The best we can do is to assess the probability of various theses about IRA/Sinn Fein intentions. One way of doing this is by applying the principle of cui bono: would any given strategy be likely, or at any rate be seen by the organisation as likely, to benefit it?

One of the reasons why, despite my bitter hostility to the IRA, I took seriously the peace moves of 1993, and gave them full support, was that, given the IRA's negative experience of past ceasefires, which had weakened and destabilised the organisation, it was highly unlikely that it would embark on another unless at least the majority of its leadership was operating on the basis of a serious hope of a peaceful outcome.

I dismissed the alternative malevolent interpretation, viz. an attempt to forge a pan nationalist front with a view to a securing a British withdrawal, because of the obvious danger to the organisation of such an approach, and the inherent improbability of the outcome envisaged.

I was also influenced to take the Sinn Fein/IRA peace initiative seriously because it seemed to me to be the logical outcome of the evident failure of the "Armalite and ballot box strategy". For persistence with, violence had led to the loss of one third of the electoral support Sinn Fein had built up in the early 1980s.

I am much less clear today about the direction Sinn Fein/IRA may take in the months ahead, because from its point of view the way ahead is less clear.
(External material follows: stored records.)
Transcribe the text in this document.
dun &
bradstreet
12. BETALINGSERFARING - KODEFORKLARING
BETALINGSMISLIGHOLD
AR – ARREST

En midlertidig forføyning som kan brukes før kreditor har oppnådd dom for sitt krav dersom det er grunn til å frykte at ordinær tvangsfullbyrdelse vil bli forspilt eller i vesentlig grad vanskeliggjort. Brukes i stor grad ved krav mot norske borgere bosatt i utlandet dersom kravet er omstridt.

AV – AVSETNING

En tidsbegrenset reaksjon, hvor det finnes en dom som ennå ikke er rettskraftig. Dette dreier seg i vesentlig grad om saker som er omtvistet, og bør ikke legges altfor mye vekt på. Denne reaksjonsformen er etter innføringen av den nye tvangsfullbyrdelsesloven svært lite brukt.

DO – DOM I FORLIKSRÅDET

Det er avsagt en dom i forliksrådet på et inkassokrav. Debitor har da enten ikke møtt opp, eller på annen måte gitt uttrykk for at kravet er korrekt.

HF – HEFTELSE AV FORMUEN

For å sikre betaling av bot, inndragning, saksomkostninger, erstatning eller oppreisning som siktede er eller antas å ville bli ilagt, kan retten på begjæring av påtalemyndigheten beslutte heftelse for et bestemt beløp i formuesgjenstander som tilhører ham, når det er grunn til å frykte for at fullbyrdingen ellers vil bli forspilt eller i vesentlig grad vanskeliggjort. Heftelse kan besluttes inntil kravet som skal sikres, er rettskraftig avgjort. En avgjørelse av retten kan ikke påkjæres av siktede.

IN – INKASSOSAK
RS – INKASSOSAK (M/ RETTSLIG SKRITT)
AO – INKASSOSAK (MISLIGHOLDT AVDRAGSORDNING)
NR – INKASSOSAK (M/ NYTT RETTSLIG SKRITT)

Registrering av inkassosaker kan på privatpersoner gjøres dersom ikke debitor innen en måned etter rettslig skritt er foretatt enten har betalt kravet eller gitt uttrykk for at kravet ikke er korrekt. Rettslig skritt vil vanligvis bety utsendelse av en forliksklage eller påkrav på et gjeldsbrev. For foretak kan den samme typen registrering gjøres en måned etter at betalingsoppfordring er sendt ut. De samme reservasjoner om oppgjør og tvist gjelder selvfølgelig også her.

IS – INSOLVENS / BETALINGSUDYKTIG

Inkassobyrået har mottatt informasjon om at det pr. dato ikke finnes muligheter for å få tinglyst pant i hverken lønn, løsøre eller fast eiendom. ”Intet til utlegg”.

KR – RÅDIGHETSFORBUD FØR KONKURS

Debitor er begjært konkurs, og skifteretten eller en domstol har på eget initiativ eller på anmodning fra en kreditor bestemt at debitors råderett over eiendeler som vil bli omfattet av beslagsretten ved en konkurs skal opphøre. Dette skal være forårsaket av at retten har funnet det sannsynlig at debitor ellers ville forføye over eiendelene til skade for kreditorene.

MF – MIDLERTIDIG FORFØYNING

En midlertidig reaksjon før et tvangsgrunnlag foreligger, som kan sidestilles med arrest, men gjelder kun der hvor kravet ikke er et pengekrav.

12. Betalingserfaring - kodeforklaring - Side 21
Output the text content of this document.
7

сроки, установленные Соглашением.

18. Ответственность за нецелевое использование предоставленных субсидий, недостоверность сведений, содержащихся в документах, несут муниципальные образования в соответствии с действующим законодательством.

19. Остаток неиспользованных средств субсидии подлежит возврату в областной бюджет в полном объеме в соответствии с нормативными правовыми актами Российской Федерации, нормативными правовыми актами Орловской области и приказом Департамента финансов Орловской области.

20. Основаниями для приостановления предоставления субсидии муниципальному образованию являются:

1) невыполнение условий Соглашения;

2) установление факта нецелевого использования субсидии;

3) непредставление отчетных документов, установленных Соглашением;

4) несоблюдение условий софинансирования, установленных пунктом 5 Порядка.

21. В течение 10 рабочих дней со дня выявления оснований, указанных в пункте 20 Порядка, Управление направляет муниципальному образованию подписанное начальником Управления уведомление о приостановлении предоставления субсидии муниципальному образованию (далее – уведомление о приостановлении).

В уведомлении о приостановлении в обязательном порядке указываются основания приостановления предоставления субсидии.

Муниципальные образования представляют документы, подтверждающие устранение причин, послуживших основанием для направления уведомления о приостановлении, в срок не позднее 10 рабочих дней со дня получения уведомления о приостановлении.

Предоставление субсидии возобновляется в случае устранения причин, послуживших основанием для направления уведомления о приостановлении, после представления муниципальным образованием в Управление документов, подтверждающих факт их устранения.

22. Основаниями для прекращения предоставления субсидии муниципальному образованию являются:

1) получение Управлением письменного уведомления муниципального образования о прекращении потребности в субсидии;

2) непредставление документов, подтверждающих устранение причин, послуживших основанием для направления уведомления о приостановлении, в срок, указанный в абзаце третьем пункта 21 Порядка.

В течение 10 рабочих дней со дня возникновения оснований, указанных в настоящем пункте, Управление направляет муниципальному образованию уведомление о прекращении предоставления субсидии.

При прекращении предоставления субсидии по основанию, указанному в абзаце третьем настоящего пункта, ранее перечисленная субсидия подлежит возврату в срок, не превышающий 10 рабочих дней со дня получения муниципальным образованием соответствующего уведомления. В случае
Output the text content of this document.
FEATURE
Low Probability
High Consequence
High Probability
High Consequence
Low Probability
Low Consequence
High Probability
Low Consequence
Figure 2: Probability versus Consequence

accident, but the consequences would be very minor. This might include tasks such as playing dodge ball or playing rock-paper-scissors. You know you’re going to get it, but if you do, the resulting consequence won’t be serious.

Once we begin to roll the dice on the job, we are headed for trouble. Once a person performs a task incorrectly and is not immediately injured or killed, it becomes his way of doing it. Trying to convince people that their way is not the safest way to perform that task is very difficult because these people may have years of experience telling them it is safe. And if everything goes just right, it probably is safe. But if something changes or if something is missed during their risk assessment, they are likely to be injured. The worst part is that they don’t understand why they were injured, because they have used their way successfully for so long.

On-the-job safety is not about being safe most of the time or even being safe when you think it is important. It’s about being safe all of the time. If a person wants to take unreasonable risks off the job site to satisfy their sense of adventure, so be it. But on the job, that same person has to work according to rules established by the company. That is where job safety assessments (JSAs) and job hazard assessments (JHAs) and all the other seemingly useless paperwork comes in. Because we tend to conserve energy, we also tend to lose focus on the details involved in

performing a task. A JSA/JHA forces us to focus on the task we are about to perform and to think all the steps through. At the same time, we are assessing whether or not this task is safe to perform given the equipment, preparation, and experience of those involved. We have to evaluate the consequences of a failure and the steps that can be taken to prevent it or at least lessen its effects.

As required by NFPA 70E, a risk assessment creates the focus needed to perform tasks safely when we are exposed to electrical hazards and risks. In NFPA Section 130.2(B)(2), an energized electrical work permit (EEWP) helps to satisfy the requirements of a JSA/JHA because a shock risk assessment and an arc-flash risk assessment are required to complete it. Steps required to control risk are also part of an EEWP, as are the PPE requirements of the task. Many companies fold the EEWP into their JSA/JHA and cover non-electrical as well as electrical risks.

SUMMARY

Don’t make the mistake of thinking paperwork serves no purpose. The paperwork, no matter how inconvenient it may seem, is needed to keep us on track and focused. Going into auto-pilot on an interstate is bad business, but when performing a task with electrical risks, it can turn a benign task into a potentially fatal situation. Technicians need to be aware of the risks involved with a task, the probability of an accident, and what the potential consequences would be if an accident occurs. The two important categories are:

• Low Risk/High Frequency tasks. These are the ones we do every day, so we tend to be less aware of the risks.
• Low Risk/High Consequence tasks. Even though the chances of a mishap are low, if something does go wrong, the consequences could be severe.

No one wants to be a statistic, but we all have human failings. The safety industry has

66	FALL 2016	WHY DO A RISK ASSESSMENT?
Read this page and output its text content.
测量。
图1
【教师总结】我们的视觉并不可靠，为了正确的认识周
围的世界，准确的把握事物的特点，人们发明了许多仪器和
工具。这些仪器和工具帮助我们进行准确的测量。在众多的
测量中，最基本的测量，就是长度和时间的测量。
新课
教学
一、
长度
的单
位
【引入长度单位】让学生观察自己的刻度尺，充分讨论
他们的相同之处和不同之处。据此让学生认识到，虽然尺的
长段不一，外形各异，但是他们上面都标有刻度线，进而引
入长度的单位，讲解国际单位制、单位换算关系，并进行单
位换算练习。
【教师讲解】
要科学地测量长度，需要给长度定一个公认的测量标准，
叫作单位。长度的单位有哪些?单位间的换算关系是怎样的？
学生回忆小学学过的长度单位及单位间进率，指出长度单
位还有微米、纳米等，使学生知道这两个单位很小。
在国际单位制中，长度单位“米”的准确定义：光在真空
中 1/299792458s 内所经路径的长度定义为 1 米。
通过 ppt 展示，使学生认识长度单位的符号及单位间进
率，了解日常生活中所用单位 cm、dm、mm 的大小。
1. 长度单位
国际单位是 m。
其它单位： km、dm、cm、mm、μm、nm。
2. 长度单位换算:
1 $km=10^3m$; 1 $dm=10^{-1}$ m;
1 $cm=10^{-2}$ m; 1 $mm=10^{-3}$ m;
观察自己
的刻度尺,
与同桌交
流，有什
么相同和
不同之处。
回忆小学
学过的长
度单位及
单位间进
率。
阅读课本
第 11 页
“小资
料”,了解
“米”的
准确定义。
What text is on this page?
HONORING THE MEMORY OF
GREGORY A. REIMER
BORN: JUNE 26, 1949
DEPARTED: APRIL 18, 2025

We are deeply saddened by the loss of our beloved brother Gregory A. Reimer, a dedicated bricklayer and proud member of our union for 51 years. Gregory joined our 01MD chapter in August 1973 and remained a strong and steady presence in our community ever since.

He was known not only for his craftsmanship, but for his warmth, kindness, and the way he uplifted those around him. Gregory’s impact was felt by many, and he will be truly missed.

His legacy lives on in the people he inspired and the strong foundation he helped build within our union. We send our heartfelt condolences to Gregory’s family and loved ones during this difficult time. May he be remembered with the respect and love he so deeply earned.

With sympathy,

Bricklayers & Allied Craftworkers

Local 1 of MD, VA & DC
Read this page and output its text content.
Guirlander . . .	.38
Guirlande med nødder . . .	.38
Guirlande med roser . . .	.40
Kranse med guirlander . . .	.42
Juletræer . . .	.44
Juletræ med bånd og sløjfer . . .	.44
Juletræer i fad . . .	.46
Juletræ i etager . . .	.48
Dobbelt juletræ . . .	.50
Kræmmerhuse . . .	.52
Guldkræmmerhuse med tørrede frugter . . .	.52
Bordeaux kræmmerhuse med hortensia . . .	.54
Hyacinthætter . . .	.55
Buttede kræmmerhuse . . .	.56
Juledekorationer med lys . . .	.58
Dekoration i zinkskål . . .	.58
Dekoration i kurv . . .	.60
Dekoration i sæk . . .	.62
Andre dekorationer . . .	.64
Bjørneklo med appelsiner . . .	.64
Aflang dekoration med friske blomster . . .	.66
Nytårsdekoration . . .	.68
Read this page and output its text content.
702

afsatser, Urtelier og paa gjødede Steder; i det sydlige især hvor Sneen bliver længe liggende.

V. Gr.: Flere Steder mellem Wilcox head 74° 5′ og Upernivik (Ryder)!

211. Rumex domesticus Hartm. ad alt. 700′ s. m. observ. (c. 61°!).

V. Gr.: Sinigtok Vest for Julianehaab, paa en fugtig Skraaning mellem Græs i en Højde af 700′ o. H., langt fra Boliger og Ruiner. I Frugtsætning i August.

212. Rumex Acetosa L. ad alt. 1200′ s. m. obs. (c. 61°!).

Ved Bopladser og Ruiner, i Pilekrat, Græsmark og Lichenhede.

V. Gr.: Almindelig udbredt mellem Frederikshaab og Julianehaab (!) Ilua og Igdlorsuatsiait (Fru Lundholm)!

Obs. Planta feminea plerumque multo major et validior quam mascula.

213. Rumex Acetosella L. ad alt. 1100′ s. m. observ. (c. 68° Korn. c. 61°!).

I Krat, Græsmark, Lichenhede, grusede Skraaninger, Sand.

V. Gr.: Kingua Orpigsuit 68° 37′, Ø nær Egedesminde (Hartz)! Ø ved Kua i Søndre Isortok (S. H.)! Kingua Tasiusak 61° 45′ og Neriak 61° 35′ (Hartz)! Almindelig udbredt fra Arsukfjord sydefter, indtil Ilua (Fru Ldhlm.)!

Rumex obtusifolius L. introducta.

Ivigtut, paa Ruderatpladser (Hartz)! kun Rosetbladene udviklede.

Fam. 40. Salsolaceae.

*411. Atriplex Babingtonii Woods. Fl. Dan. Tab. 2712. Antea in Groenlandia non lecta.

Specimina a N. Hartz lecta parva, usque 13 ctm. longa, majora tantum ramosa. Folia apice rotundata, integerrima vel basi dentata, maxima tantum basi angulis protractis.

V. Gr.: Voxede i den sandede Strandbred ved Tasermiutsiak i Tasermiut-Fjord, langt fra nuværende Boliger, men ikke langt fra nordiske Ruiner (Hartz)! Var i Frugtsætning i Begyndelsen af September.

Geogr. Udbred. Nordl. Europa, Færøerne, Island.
The tendency to paranoia, which is strong in underground organisations, may well mislead some of its leaders into attributing the British mishandling of the cessation of violence to Machiavellianism rather than to muddle and temporary domestic political pressures. And pressure from activists for a return to violence may be quite strong, possibly accounting for some recent abortive, or at any rate aborted, attempts.

On the other hand a return to violence would obviously be futile, and could make it very difficult for Sinn Fein/IRA to take advantage of any opportunity for a further peace move that might emerge after the Westminster general election.

The views of anyone who claims to know with any certainty just how this situation will turn out should be taken with a pinch of salt.